Prove
$$ \int_{\overline{B}(0,r)}c'D^{-1}c\ \exp(-1/2 y'D^{-1}y)\ dy >\int_{\overline{B}(0,r)}(y'D^{-1}c)^2\ \exp(-1/2 y'D^{-1}y)\ dy $$ where $ D\in\mathbb{R}^{n\times n} $ is a diagonal matrix, $ \overline{B}(0,r) $ is a closed $n$-ball with nonzero radius, and $c$ is an an arbitrary vector. The ' mark denotes the transpose.

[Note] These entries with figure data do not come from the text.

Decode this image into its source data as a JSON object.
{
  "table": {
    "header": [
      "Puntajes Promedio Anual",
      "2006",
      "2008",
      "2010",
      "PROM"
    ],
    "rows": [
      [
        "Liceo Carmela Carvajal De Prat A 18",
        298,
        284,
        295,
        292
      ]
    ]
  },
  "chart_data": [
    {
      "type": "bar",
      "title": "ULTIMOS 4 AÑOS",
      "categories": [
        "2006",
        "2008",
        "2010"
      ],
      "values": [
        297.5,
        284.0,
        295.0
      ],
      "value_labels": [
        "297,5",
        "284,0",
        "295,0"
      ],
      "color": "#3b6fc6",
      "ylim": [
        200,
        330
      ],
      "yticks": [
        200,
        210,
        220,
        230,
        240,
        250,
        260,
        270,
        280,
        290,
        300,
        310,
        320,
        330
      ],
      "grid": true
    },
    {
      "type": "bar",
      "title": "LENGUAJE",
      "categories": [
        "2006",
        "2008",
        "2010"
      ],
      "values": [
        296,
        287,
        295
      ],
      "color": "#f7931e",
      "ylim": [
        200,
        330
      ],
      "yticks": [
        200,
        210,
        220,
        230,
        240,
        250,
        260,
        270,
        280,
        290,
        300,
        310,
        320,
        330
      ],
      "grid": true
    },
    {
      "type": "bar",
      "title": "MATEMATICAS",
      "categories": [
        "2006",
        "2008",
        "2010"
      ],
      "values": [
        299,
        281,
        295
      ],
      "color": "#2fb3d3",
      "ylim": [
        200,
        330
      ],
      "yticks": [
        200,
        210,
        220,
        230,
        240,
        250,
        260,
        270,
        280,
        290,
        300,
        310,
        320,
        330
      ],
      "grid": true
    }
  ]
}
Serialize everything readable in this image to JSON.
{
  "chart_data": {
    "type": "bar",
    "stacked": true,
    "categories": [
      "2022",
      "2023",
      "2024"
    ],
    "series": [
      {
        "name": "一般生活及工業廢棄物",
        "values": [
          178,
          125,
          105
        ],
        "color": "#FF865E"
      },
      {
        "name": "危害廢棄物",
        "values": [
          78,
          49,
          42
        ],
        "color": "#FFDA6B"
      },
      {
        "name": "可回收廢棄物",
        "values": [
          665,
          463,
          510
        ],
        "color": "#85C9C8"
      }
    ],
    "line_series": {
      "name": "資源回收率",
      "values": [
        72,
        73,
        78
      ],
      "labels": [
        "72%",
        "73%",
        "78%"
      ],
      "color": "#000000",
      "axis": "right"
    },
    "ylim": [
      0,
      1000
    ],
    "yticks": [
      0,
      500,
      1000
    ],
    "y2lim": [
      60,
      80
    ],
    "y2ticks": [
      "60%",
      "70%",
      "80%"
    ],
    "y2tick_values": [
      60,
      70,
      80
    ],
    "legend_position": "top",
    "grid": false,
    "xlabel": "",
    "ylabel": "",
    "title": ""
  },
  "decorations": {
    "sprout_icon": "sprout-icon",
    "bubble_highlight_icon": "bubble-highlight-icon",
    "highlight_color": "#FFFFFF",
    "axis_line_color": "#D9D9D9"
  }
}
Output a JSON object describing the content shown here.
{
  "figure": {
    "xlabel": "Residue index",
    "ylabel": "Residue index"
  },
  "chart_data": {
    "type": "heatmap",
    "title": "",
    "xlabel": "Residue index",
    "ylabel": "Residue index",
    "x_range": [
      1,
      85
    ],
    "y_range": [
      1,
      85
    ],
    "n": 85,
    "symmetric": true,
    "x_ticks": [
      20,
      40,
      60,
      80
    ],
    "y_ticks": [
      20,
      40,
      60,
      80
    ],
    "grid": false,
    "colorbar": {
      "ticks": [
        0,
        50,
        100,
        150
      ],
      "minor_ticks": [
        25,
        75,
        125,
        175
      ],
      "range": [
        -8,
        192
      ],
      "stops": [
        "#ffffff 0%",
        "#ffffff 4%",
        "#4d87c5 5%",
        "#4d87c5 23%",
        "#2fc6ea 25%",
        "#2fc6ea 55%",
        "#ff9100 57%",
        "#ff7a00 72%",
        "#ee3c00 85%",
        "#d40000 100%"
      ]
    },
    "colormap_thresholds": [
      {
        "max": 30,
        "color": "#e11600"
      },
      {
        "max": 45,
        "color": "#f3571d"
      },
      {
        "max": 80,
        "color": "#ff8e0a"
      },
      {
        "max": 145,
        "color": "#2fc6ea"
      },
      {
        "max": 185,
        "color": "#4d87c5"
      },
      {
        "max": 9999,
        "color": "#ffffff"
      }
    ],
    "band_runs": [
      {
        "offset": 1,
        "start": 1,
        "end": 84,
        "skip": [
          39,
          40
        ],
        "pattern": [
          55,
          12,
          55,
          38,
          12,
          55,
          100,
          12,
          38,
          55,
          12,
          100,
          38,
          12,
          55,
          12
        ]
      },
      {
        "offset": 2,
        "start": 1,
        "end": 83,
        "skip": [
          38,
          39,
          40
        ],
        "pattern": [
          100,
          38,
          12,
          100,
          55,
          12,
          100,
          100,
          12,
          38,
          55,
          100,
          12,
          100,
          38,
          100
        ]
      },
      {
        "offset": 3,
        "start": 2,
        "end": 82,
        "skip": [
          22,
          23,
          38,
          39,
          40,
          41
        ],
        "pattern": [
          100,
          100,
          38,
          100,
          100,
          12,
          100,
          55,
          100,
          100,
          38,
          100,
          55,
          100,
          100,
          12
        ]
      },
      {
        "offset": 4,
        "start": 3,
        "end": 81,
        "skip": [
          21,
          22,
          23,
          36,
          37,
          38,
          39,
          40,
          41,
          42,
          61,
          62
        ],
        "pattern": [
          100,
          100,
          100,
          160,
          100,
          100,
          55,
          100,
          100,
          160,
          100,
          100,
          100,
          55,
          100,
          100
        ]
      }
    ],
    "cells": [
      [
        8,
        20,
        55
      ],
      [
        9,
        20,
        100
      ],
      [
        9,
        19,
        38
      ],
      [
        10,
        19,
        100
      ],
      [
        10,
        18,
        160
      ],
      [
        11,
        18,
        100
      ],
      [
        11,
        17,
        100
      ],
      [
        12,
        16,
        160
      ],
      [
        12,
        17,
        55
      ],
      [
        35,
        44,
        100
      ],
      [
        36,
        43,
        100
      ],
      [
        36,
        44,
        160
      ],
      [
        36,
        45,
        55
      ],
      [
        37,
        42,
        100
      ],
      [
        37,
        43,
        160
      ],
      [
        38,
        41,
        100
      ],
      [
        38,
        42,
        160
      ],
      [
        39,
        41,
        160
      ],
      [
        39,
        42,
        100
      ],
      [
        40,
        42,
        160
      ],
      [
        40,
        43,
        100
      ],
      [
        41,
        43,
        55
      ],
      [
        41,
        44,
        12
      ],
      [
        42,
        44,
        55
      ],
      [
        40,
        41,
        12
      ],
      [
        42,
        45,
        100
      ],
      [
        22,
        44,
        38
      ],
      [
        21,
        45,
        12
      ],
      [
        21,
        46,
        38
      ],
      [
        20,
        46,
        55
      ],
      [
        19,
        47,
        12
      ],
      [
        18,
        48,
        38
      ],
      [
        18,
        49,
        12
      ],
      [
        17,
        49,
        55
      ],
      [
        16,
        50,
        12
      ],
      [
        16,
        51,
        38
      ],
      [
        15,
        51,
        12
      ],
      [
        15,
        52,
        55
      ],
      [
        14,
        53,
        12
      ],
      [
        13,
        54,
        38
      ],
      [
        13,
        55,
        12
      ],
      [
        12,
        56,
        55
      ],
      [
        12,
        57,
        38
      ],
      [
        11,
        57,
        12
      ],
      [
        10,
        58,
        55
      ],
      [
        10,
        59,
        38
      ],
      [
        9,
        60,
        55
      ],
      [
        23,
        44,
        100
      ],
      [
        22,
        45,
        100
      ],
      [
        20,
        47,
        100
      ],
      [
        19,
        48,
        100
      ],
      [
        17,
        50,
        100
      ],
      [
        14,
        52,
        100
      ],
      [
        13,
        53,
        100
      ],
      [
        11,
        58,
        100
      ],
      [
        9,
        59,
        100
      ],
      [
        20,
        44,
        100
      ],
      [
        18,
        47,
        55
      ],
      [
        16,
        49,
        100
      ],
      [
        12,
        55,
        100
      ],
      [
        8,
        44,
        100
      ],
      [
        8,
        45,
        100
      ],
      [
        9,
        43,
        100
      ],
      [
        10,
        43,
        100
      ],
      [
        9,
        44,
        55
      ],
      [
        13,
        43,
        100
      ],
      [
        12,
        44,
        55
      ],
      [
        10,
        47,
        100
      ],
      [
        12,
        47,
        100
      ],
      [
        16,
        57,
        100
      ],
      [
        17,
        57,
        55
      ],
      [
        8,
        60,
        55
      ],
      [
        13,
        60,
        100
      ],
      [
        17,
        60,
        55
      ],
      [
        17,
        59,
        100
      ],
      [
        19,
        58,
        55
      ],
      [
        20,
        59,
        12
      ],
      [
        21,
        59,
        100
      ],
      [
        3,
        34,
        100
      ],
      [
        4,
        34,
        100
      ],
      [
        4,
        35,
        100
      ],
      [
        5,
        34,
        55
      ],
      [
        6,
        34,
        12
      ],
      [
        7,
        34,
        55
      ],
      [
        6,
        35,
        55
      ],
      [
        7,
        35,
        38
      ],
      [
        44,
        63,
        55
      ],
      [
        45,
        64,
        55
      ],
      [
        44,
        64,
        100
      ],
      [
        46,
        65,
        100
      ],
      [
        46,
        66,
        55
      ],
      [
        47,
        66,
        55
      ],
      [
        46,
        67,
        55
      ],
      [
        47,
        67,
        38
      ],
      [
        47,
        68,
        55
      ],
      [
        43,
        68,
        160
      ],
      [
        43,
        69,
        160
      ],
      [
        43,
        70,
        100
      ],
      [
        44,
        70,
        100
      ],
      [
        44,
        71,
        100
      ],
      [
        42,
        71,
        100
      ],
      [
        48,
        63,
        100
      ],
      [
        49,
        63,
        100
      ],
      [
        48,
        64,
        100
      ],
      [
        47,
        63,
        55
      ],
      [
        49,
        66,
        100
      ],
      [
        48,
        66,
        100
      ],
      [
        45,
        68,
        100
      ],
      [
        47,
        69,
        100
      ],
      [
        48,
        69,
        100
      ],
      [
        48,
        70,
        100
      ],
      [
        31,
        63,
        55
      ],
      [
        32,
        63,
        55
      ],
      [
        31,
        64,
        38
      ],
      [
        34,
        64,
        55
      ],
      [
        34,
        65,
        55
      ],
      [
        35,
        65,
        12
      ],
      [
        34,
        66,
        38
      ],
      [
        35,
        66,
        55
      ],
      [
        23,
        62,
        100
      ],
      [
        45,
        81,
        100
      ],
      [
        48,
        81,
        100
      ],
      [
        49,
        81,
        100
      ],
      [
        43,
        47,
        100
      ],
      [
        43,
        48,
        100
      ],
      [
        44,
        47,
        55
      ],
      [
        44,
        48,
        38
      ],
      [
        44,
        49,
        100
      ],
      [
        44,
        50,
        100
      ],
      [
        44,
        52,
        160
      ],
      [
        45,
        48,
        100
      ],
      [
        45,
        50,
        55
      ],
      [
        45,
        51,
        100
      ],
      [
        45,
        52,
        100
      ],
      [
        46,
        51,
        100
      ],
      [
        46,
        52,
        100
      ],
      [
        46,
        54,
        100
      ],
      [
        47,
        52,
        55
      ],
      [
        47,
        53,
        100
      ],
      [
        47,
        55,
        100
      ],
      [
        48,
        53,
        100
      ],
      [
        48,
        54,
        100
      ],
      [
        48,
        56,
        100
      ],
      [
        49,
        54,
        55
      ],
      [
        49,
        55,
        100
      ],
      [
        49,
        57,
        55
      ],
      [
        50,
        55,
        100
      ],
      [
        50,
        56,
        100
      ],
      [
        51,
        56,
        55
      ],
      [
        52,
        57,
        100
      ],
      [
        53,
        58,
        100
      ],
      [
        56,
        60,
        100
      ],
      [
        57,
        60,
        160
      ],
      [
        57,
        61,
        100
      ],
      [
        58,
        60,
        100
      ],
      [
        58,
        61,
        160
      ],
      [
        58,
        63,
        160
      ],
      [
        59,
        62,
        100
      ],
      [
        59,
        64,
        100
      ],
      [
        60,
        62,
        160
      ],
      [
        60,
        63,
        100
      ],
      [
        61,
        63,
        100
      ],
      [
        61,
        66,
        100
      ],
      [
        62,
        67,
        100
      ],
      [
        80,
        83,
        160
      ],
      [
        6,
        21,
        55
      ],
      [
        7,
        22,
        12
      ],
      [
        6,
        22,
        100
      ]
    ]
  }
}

(I'd like ideas for a start at a solution if you're not willing to provide a full solution. Thanks!)
This can only be true if the entries of $D$ are positive. Otherwise if $D_i<0$, (zero is not allowed as it is invertible) take $c=e_i$ the unit vector in direction $i$ and your inequality says $$ 0> D_i\times \mbox{a positive cst} > \mbox{ a non-negative number} $$ which is false. And $c$ must be a non-zero vector. Thus, suppose now all the $D_i$ are positive. Next, note that $$ (c^TDy)^2=\sum_{i=1}^n D_{i}^2c_i^2y^2_i +\sum_{i}\sum_{j\neq i} D_iD_jc_ic_jy_iy_j $$ The first term is an even function in $y_i$, whereas the second one is odd. Since the domain of integration is symmetric, and $y^TDy =\sum y_i^2D_i$ is even in $y_i$, $$ \sum_{i}\sum_{j\neq i} \int_{B_r}D_iD_jc_ic_jy_iy_j \textrm{exp}\left(-\frac{1}{2}y^TDy \right) dy=0 $$ Thus, $$ \int_{B_r} (c^TDy)^2 \,\textrm{exp}\left(-\frac{1}{2}y^TDy \right) = \int_{B_r} B(y)^TDy \,\textrm{exp}\left(-\frac{1}{2}y^TDy \right) $$ with $B(y)_i=D_ic_i^2y_i$ Note that div$(B(y))=c^TDc$. As $$ u^TDy \textrm{exp}\left(-\frac{1}{2}y^TDy \right) = u\cdot \nabla \left( -\textrm{exp}\left(-\frac{1}{2}y^TDy \right)\right) $$ and Green's Theorem says $$ \int_{B_r} u \cdot \nabla v = \frac{1}{r}\int_{C_r} v u^T y - \int_{B_r} v \textrm{div}{u} $$ therefore, applying this to $u=B(y)$ and $v=-\textrm{exp}\left(-\frac{1}{2}y^TDy \right)$ you obtain $$ \int_{B_r} (c^TDy)^2 \,\textrm{exp}\left(-\frac{1}{2}y^TDy \right)=-\frac{1}{r}\int_{C_r} \textrm{exp}\left(-\frac{1}{2}y^TDy \right)\sum_{i}(D_ic_i^2)y_i ^2 +\int_{B_r} \textrm{exp}\left(-\frac{1}{2}y^TDy \right)(c^T D c) dy. $$ The first term is negative, so the bound $$ \int_{B_r} (c^TDy)^2 \,\textrm{exp}\left(-\frac{1}{2}y^TDy \right) < \int_{B_r} c^T D c \,\textrm{exp}\left(-\frac{1}{2}y^TDy \right) dy $$ holds.